Biologists at NYU Langone Health, a leading medical and research center in the United States, reported that a mutation in the TBXT gene played a key role in tail loss among human ancestors dating back about 25 million years. The findings were published in the journal Nature, highlighting a pivotal moment in human evolution where a diminutive change in the genome contributed to a major anatomical shift.
The TBXT gene governs tail length in animals that possess tails. During the investigation, researchers identified two “jumping” genes within the TBXT region. Jumping genes, or transposable elements, are DNA sequences that can move around the genome, occasionally creating new mutations or reversing existing ones. Their mobility can alter how genes are expressed and can even influence the overall size of the genome over time.
Scientists propose that the loss of tails in human ancestors arose from the accidental insertion of a small segment known as AluY into the TBXT DNA. This element is present in humans and certain primate lineages, but not in some other mammals. To explore this theory, researchers induced activity of these jumping elements in laboratory mice. The offspring of these mice showed a measurable decrease in tail length, and in some cases, complete absence of a tail in the next generation, suggesting a possible causal link between AluY integration and tail diminution.

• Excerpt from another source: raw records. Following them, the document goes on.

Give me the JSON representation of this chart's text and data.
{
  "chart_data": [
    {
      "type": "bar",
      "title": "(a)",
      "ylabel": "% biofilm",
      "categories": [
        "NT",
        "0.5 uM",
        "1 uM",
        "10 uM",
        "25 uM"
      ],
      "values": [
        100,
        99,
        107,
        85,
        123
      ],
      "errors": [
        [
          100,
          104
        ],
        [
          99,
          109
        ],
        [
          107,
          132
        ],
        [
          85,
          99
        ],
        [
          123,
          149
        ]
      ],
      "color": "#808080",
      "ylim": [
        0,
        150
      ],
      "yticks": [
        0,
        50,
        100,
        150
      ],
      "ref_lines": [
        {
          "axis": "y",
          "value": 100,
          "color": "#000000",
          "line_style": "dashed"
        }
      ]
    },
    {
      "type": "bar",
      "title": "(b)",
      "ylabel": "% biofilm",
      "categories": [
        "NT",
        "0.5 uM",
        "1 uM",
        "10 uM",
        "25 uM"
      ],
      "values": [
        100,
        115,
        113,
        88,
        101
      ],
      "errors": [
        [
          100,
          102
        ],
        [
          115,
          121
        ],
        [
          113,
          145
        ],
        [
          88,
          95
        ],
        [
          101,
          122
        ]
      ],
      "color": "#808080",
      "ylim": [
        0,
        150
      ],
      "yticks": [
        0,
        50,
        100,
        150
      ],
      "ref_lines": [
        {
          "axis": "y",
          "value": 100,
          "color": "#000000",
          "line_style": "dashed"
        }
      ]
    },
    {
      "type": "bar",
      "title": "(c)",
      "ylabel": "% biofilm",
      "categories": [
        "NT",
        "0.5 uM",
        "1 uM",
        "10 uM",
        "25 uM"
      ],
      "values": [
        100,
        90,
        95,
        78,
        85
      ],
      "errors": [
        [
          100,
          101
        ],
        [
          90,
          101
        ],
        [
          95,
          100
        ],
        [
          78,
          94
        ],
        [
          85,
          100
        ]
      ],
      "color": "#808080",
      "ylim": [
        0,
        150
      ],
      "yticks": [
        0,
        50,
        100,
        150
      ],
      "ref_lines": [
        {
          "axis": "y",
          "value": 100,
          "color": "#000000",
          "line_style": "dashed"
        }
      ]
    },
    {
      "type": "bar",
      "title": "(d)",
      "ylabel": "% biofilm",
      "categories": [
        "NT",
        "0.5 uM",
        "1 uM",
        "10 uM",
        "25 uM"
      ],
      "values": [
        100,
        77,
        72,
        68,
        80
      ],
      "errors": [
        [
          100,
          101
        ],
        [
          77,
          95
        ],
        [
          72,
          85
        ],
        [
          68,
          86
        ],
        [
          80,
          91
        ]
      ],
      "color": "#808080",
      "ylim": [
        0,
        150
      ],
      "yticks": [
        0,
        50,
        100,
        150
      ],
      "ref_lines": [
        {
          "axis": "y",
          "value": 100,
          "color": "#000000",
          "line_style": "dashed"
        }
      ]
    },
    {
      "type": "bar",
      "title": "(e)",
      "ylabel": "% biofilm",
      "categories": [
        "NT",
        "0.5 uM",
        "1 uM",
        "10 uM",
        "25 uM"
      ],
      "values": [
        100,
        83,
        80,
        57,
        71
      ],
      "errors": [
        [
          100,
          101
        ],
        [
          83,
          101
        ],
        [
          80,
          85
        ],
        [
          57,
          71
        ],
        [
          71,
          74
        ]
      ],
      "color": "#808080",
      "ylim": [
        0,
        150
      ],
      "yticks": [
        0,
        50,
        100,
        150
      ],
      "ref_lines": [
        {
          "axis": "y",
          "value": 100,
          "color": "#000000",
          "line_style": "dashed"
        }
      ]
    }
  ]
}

In general, introns—the noncoding stretches within genes—often carry repetitive copies of jumping DNA without altering gene activity. The scientists noted that such elements are abundant in the human genome and typically exhibit a neutral or minimal effect on how genes are expressed. Yet, in this scenario, a specific insertion within TBXT appears to have steered a consequential developmental outcome, underscoring how tiny genomic edits can yield lasting anatomical changes.
There have also been rare medical observations in humans describing tail-like structures extending from the lower spine toward the hips and, in some cases, toward the rectum. Such phenomena are exceedingly uncommon and typically considered developmental anomalies rather than normal anatomy. They are subjects of careful clinical evaluation and documentation to understand their origins, implications, and the appropriate medical approaches for management. These rare cases, while not connected to the broader evolutionary narrative, remind researchers of the remarkable diversity that can occur in human development and how the genome can occasionally translate small changes into striking physical features.